A quote from an older paper describes another problem at Columbine: the police reaction during the crisis. The October 15 News quoted Adam Walinksy, who founded the military-style Police Corps: "You have to be staggered, stunned by the performance of the law enforcement people who were there -- standing around outside, dithering, trying to figure what the bureaucratic rules were while kids were bleeding to death in the halls."


Glass Takes on Clinton

Bob Glass, co-founder of the Tyranny Response Team, publisher of Partisan Magazine, owner of Paladin Arms in Longmont, helped organize a protest October 14 against Bill Clinton, in town that day for a fund-raiser.

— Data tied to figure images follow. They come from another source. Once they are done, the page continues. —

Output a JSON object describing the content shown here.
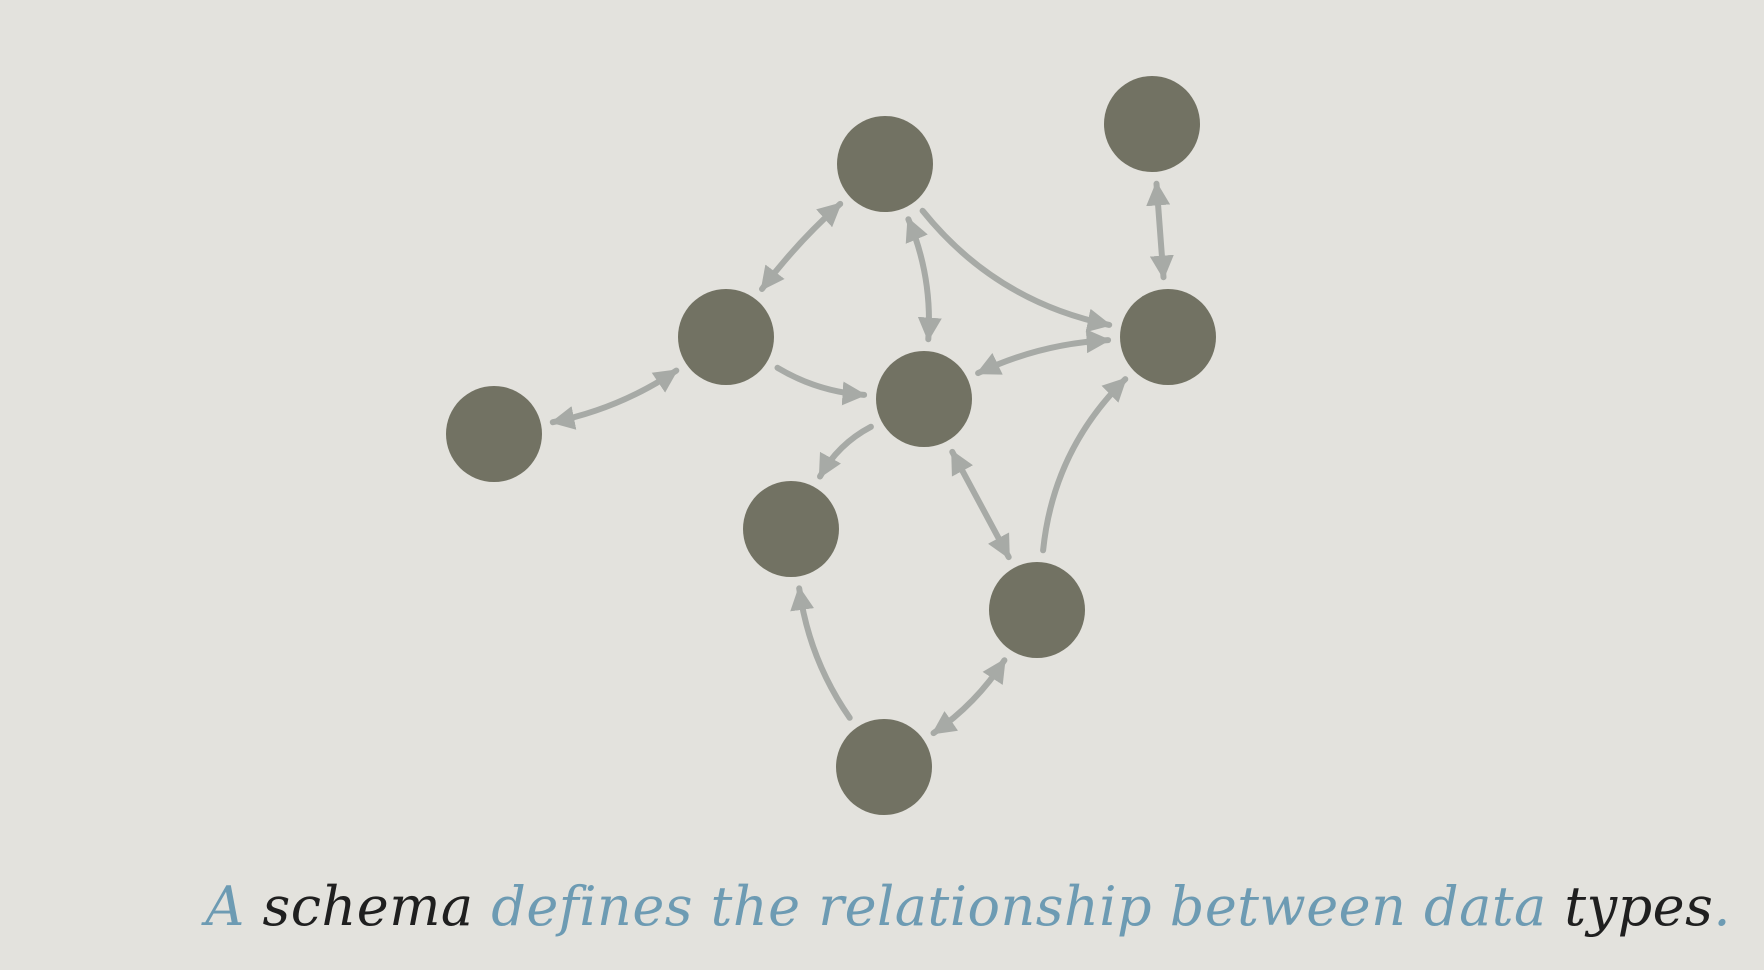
{
  "colors": {
    "background": "#e3e2dd",
    "node": "#727263",
    "edge": "#a7aaa6",
    "caption_accent": "#6d9bb3",
    "caption_dark": "#1f1f1f"
  },
  "caption": {
    "segments": [
      {
        "text": "A",
        "color": "#6d9bb3"
      },
      {
        "text": " schema ",
        "color": "#1f1f1f"
      },
      {
        "text": "defines the relationship between data ",
        "color": "#6d9bb3"
      },
      {
        "text": "types",
        "color": "#1f1f1f"
      },
      {
        "text": ".",
        "color": "#6d9bb3"
      }
    ]
  }
}
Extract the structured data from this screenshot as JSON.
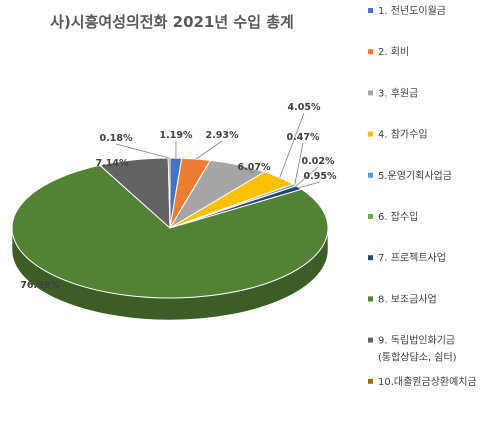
{
  "chart_data": {
    "type": "pie",
    "title": "사)시흥여성의전화 2021년 수입 총계",
    "categories": [
      "1. 전년도이월금",
      "2. 회비",
      "3. 후원금",
      "4. 참가수입",
      "5.운영기획사업금",
      "6. 잡수입",
      "7. 프로젝트사업",
      "8. 보조금사업",
      "9. 독립법인화기금",
      "10.대출원금상환예치금"
    ],
    "legend_extra": {
      "8": "(통합상담소, 쉼터)"
    },
    "values": [
      1.19,
      2.93,
      6.07,
      4.05,
      0.47,
      0.02,
      0.95,
      76.99,
      7.14,
      0.18
    ],
    "value_labels": [
      "1.19%",
      "2.93%",
      "6.07%",
      "4.05%",
      "0.47%",
      "0.02%",
      "0.95%",
      "76.99%",
      "7.14%",
      "0.18%"
    ],
    "colors": [
      "#4472c4",
      "#ed7d31",
      "#a5a5a5",
      "#ffc000",
      "#5b9bd5",
      "#70ad47",
      "#264478",
      "#548235",
      "#636363",
      "#997300"
    ],
    "legend_position": "right",
    "style": "3d-pie"
  }
}
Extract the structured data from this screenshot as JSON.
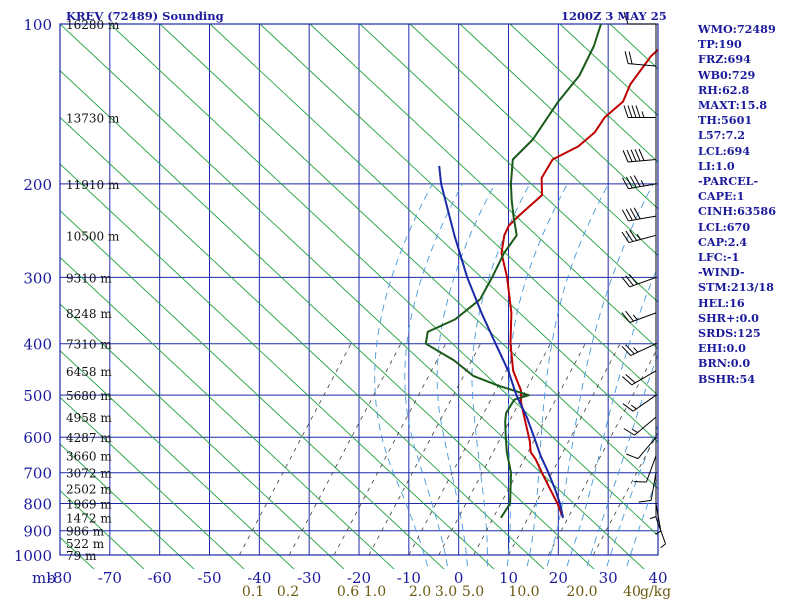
{
  "title": "KREV (72489) Sounding",
  "date": "1200Z  3 MAY 25",
  "pressure_unit": "mb",
  "mixing_unit": "g/kg",
  "colors": {
    "frame": "#1c2aa8",
    "isotherm_grid": "#1c2aa8",
    "dry_adiabat": "#20a040",
    "moist_adiabat": "#4a9ad8",
    "mixing_ratio": "#404040",
    "temperature": "#c00000",
    "dewpoint": "#1a5a1a",
    "parcel": "#1a2aa8",
    "axis_text": "#1a1a9c",
    "mixing_text": "#6b5a10"
  },
  "stats": [
    "WMO:72489",
    "TP:190",
    "FRZ:694",
    "WB0:729",
    "RH:62.8",
    "MAXT:15.8",
    "TH:5601",
    "L57:7.2",
    "LCL:694",
    "LI:1.0",
    "-PARCEL-",
    "CAPE:1",
    "CINH:63586",
    "LCL:670",
    "CAP:2.4",
    "LFC:-1",
    "-WIND-",
    "STM:213/18",
    "HEL:16",
    "SHR+:0.0",
    "SRDS:125",
    "EHI:0.0",
    "BRN:0.0",
    "BSHR:54"
  ],
  "chart_data": {
    "type": "line",
    "title": "KREV (72489) Sounding",
    "xlabel": "",
    "ylabel": "mb",
    "ylim": [
      1000,
      100
    ],
    "xlim": [
      -80,
      40
    ],
    "yscale": "log",
    "pressure_ticks": [
      100,
      200,
      300,
      400,
      500,
      600,
      700,
      800,
      900,
      1000
    ],
    "temp_ticks": [
      -80,
      -70,
      -60,
      -50,
      -40,
      -30,
      -20,
      -10,
      0,
      10,
      20,
      30,
      40
    ],
    "height_labels": [
      {
        "p": 100,
        "label": "16280 m"
      },
      {
        "p": 150,
        "label": "13730 m"
      },
      {
        "p": 200,
        "label": "11910 m"
      },
      {
        "p": 250,
        "label": "10500 m"
      },
      {
        "p": 300,
        "label": "9310 m"
      },
      {
        "p": 350,
        "label": "8248 m"
      },
      {
        "p": 400,
        "label": "7310 m"
      },
      {
        "p": 450,
        "label": "6458 m"
      },
      {
        "p": 500,
        "label": "5680 m"
      },
      {
        "p": 550,
        "label": "4958 m"
      },
      {
        "p": 600,
        "label": "4287 m"
      },
      {
        "p": 650,
        "label": "3660 m"
      },
      {
        "p": 700,
        "label": "3072 m"
      },
      {
        "p": 750,
        "label": "2502 m"
      },
      {
        "p": 800,
        "label": "1969 m"
      },
      {
        "p": 850,
        "label": "1472 m"
      },
      {
        "p": 900,
        "label": "986 m"
      },
      {
        "p": 950,
        "label": "522 m"
      },
      {
        "p": 1000,
        "label": "79 m"
      }
    ],
    "mixing_ratio_labels": [
      "0.1",
      "0.2",
      "0.6",
      "1.0",
      "2.0",
      "3.0",
      "5.0",
      "10.0",
      "20.0",
      "40"
    ],
    "series": [
      {
        "role": "temperature",
        "points": [
          [
            851,
            13.5
          ],
          [
            800,
            9.5
          ],
          [
            750,
            5.0
          ],
          [
            700,
            0.2
          ],
          [
            660,
            -3.8
          ],
          [
            640,
            -6.2
          ],
          [
            610,
            -8.6
          ],
          [
            590,
            -10.5
          ],
          [
            550,
            -14.5
          ],
          [
            515,
            -18.2
          ],
          [
            490,
            -20.5
          ],
          [
            450,
            -26.0
          ],
          [
            400,
            -32.0
          ],
          [
            350,
            -38.0
          ],
          [
            300,
            -46.0
          ],
          [
            270,
            -52.0
          ],
          [
            250,
            -55.0
          ],
          [
            240,
            -56.0
          ],
          [
            230,
            -56.0
          ],
          [
            210,
            -55.5
          ],
          [
            195,
            -59.0
          ],
          [
            180,
            -60.5
          ],
          [
            170,
            -58.0
          ],
          [
            160,
            -57.5
          ],
          [
            150,
            -58.5
          ],
          [
            140,
            -58.0
          ],
          [
            130,
            -60.0
          ],
          [
            115,
            -61.5
          ],
          [
            100,
            -61.0
          ]
        ]
      },
      {
        "role": "dewpoint",
        "points": [
          [
            851,
            1.0
          ],
          [
            800,
            0.0
          ],
          [
            700,
            -6.0
          ],
          [
            640,
            -11.0
          ],
          [
            590,
            -15.0
          ],
          [
            560,
            -17.5
          ],
          [
            540,
            -19.0
          ],
          [
            510,
            -20.0
          ],
          [
            500,
            -18.0
          ],
          [
            480,
            -26.0
          ],
          [
            460,
            -33.0
          ],
          [
            430,
            -40.0
          ],
          [
            400,
            -49.0
          ],
          [
            380,
            -51.0
          ],
          [
            360,
            -48.0
          ],
          [
            330,
            -47.0
          ],
          [
            300,
            -49.0
          ],
          [
            270,
            -51.5
          ],
          [
            250,
            -52.5
          ],
          [
            230,
            -57.0
          ],
          [
            215,
            -60.5
          ],
          [
            200,
            -64.0
          ],
          [
            180,
            -68.5
          ],
          [
            165,
            -68.5
          ],
          [
            140,
            -71.0
          ],
          [
            125,
            -72.0
          ],
          [
            110,
            -75.0
          ],
          [
            100,
            -78.0
          ]
        ]
      },
      {
        "role": "parcel",
        "points": [
          [
            851,
            13.5
          ],
          [
            800,
            10.0
          ],
          [
            750,
            6.0
          ],
          [
            700,
            1.5
          ],
          [
            650,
            -3.5
          ],
          [
            600,
            -8.5
          ],
          [
            550,
            -14.0
          ],
          [
            500,
            -20.5
          ],
          [
            450,
            -27.0
          ],
          [
            400,
            -35.0
          ],
          [
            350,
            -44.0
          ],
          [
            300,
            -54.0
          ],
          [
            250,
            -65.0
          ],
          [
            200,
            -78.0
          ],
          [
            185,
            -82.0
          ]
        ]
      }
    ],
    "wind_barbs": [
      {
        "p": 100,
        "dir": 270,
        "kt": 10
      },
      {
        "p": 120,
        "dir": 275,
        "kt": 20
      },
      {
        "p": 150,
        "dir": 270,
        "kt": 45
      },
      {
        "p": 180,
        "dir": 265,
        "kt": 50
      },
      {
        "p": 200,
        "dir": 260,
        "kt": 45
      },
      {
        "p": 230,
        "dir": 260,
        "kt": 40
      },
      {
        "p": 250,
        "dir": 255,
        "kt": 35
      },
      {
        "p": 300,
        "dir": 250,
        "kt": 30
      },
      {
        "p": 350,
        "dir": 250,
        "kt": 25
      },
      {
        "p": 400,
        "dir": 245,
        "kt": 25
      },
      {
        "p": 450,
        "dir": 240,
        "kt": 20
      },
      {
        "p": 500,
        "dir": 235,
        "kt": 15
      },
      {
        "p": 550,
        "dir": 230,
        "kt": 15
      },
      {
        "p": 600,
        "dir": 220,
        "kt": 10
      },
      {
        "p": 650,
        "dir": 200,
        "kt": 10
      },
      {
        "p": 700,
        "dir": 190,
        "kt": 10
      },
      {
        "p": 750,
        "dir": 180,
        "kt": 5
      },
      {
        "p": 800,
        "dir": 170,
        "kt": 5
      },
      {
        "p": 850,
        "dir": 160,
        "kt": 5
      }
    ]
  }
}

The story in the Rocky Mountain News the next day shows that Glass' "in your face" strategy works well for some purposes. Glass was quoted in the paper: "Bill Clinton's administration has done more to diminish the concept of individual rights than any other in history... Instead of paying his respects to the brave young men and women who gave their lives for our freedom [in the Cole tragedy], he chose to come to Denver to fleece the flock."


Rosen a Real Champ

Sometimes I get so frustrated with Mike Rosen, and I've vocally opposed some of his positions. However, he was right on with his analysis of Amendment 22. I wanted to go on record as supporting Rosen for all the times he does the right thing. Rosen said in his Rocky Mountain News column October 27, "This is a feel-good proposal that will have no substantial effect on illegal gun use by criminals, while at the same time unnecessarily inconveniencing law-abiding citizens... The next 'loophole' gun-control activists would go after would be [other] kinds of private sales, working, in increments, toward their real goal: universal gun registration and, ultimately, confiscation." Maybe there's a radical in there somewhere, after all!

Notably, Rosen also took the libertarian position on medical marijuana and government waiting periods for abortion.